Gopherlax29 wrote:LaxRef, though your comments are usually insightful, I find your last one horrible. Flipping a coin and winning a game are not even close to the same thing. If Osseo beats Kennedy 16-1, you are telling me that it is because of things that are not in control. Yes I think best of 7 is the best way to do things in the playoffs, but to say a coin flip is like winning a game, no. I could have misread your post a little bit, but it seems rather stupid to compare the coin to a team winning a game. Why practice if it is all luck? why do we play? Why not just flip a coin and say one team is heads and the other tails, that would help out a lot I bet. Save time at least.
(Note: I'm going to use Team A and Team B in my examples; I am not intentionally referring to any specific teams, so comments about playing style, etc., are not to be taken to be about any specific teams.)
You are misreading me. I make the point that in reality, the teams are not like coins. Usually, one team is better, so that team will win more than 50% of the time when those teams play. For example, team A may beat team B 60% of the time when they play, so team A is better. However, when they play, team B might win. You simply cannot conclude from the fact that, when they played, team B won that team B is better (in the sense of being able to win more than 50% of the time when the teams play each other).
There will always be
some luck involved, but if the teams have any skill at all then it will never be
all luck; that's an important distinction. When many people hear "random," they immediately think it is all luck, when really it just means there is a random component. Look at poker: it is clearly random (that's what all that shuffling the cards is about), but there's a huge skill component, too, since we tend to see many of the same faces at that final table on ESPN year after year.
The point of all the practice and hard work, of course, is that this work many increase the probability that you win. By putting in long hours of practice, team A may go from a 60% chance of beating team B when they play to a 70% chance. (If team B is working equally hard, though, it may not be possible to realize big gains.) In practice, we never know what these probabilities really are or when they change.
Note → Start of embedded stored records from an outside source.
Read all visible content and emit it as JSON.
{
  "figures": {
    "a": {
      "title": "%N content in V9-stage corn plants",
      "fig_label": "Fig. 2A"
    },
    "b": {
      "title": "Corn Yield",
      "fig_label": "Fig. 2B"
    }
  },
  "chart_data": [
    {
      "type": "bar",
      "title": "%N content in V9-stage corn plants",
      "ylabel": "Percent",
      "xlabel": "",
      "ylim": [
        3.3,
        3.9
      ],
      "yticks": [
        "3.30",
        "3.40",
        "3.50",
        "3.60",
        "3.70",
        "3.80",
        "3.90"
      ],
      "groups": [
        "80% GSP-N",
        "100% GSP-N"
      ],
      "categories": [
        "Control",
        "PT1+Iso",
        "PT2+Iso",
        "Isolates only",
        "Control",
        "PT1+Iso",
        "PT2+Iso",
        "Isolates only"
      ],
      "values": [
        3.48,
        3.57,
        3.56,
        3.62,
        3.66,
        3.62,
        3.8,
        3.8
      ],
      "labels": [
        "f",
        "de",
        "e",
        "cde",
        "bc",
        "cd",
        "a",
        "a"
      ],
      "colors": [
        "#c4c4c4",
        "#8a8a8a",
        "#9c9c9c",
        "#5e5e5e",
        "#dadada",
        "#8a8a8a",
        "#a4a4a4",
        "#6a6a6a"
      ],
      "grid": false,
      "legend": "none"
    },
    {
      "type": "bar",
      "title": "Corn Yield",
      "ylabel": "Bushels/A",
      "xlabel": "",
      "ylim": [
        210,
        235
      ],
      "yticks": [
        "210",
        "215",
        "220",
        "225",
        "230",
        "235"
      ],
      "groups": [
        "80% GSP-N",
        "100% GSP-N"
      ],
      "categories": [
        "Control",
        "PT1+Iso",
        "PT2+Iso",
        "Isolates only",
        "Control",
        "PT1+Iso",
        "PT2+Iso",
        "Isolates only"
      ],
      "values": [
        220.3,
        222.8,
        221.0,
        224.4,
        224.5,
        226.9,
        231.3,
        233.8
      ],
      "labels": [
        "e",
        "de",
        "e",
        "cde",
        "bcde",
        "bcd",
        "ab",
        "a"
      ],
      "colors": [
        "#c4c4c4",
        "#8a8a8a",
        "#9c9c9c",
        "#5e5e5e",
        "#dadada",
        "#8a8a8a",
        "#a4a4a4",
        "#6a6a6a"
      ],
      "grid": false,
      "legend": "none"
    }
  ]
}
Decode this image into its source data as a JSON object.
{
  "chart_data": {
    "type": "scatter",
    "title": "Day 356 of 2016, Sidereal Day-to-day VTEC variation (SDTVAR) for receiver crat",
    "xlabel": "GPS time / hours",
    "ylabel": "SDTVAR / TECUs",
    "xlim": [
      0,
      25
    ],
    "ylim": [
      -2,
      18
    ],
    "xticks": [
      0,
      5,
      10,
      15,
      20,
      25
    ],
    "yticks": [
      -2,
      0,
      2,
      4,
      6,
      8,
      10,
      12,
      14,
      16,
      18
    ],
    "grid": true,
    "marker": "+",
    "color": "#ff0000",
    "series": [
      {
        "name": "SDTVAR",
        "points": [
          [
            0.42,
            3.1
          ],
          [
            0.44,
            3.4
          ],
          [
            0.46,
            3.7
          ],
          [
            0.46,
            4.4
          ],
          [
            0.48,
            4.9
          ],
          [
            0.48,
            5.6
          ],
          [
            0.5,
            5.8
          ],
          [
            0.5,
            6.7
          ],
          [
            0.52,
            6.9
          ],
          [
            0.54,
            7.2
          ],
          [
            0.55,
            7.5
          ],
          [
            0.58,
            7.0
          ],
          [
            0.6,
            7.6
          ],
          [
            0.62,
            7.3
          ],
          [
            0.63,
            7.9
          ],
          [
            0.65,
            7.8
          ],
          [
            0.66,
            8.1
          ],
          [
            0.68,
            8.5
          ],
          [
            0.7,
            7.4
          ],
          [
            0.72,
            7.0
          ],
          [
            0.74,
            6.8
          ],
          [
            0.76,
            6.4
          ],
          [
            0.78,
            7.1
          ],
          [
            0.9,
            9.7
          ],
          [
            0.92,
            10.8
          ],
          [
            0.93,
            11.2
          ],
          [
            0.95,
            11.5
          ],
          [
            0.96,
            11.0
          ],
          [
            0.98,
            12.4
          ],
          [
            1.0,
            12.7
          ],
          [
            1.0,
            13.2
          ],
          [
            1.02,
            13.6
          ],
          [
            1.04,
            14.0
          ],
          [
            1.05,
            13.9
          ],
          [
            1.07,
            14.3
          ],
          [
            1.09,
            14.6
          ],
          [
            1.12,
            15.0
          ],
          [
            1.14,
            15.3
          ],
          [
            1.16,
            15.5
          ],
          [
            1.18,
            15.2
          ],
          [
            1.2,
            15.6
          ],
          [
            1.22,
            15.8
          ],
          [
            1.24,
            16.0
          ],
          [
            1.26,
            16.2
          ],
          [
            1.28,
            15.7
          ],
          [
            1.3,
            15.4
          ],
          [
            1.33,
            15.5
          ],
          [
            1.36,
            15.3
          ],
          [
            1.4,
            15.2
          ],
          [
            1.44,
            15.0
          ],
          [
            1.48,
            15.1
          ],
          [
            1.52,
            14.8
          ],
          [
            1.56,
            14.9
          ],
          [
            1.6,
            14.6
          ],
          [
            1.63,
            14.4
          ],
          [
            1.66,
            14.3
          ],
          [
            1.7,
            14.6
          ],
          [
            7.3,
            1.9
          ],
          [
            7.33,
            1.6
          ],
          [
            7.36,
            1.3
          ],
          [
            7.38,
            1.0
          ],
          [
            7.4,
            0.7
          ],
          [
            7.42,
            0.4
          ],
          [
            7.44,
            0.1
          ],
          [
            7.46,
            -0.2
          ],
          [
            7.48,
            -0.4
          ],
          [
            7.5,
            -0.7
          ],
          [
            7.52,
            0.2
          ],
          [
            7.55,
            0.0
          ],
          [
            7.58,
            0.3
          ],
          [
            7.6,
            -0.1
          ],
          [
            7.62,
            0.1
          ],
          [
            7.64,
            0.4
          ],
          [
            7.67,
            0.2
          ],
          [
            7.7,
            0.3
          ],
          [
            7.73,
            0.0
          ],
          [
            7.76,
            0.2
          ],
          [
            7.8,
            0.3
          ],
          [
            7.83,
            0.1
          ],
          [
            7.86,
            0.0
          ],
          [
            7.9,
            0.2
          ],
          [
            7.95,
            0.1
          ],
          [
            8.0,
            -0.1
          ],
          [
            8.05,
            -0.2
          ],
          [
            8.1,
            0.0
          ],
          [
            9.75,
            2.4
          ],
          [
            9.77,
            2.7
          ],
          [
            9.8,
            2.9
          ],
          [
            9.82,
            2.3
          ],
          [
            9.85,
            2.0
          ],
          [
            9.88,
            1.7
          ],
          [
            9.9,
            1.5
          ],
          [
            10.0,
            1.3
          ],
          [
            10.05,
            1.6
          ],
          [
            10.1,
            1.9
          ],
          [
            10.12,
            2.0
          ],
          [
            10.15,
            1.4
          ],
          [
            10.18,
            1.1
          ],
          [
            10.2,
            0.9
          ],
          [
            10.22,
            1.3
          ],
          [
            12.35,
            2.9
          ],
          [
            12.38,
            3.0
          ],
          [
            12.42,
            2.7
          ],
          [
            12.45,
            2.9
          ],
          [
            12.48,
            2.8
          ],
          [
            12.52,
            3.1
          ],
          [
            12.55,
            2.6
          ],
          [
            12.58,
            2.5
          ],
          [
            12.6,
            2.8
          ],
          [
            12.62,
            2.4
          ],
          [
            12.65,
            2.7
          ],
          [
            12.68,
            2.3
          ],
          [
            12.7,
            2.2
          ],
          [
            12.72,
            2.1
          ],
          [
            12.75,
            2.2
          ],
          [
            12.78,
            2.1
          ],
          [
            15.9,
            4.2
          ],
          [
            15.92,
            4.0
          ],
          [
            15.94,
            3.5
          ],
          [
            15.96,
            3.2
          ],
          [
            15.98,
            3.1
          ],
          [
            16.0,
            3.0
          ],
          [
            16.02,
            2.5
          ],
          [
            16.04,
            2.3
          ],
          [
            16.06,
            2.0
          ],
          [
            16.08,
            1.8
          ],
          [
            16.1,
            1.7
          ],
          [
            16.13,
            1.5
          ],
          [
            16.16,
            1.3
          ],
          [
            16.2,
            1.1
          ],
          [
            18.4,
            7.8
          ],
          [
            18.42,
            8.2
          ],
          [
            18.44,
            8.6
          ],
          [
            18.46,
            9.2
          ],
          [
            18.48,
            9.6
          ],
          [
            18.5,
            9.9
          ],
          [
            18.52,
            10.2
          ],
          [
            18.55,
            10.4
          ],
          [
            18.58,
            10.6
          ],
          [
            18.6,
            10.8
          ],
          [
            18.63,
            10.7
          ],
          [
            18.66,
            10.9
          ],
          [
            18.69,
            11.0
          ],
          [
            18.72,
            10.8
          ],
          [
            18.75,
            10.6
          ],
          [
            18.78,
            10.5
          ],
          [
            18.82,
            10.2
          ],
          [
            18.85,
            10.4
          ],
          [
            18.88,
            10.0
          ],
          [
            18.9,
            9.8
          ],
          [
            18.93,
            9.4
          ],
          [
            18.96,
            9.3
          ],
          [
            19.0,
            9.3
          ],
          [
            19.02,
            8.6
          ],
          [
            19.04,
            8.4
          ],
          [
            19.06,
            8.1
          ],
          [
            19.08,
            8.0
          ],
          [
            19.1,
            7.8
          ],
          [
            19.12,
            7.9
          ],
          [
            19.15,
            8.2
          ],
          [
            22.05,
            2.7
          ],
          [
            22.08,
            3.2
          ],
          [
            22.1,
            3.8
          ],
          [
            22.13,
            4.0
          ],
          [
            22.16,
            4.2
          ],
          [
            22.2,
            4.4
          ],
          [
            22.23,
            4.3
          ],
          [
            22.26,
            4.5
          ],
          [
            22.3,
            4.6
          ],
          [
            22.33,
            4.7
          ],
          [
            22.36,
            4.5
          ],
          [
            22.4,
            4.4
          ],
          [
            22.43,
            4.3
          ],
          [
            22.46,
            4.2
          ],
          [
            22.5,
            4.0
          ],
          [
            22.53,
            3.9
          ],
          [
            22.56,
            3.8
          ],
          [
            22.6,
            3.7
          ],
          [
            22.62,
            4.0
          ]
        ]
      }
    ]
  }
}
Now, to your example of team A beating team B 16-1: There is additional information here, since the score is very lopsided. It is unlikely that Team A and Team B are evenly matched, with each team winning about 50% of the games, if one team wins by such a large margin. Maybe in this case Team A beats Team B in 99% (or more) of the games they play. There's still that small chance, maybe 1 time in 100, where team B might have the cards fall just right so team B wins. That could involve, say, the two teams playing on a day when team A has more than a dozen players out due to the flu, or maybe they play on a rainy, muddy day that neutralizes the strengths of team A (maybe speed and crisp cutting) and works to the strengths of team B (ground balls and hitting), plus the rain results in sagging pockets and Team A gets nailed with a few illegal stick penalties.
(I'll grant that people aren't always receptive to this model of sports because it requires looking at things from a statistical perspective. The key idea, which is tricky, is that we're viewing the one game the teams play on a certain day as one realization from a large population of games that could have been played that day under varying conditions. In practice, the teams can't play all of those games, since the skill levels of the teams would change over time if you tried to have them play 100 games against each other. I fear I don't always explain these concepts sufficiently well, but hopefully this post helps explain them a bit better. Feel free to ask further questions!)
As a side note to all of this, the concept of "better" is a bit slippery in sports. If we take Team A to be better than Team B because Team A wins 60% of the time when those teams play, it may well be that Team B is better than Team C and, amazingly, Team C might be better than Team A. This may be because of the styles of play of the teams or certain personnel matchups. (You can actually create 3 sets of dice that exhibit this same nontransitive pattern.)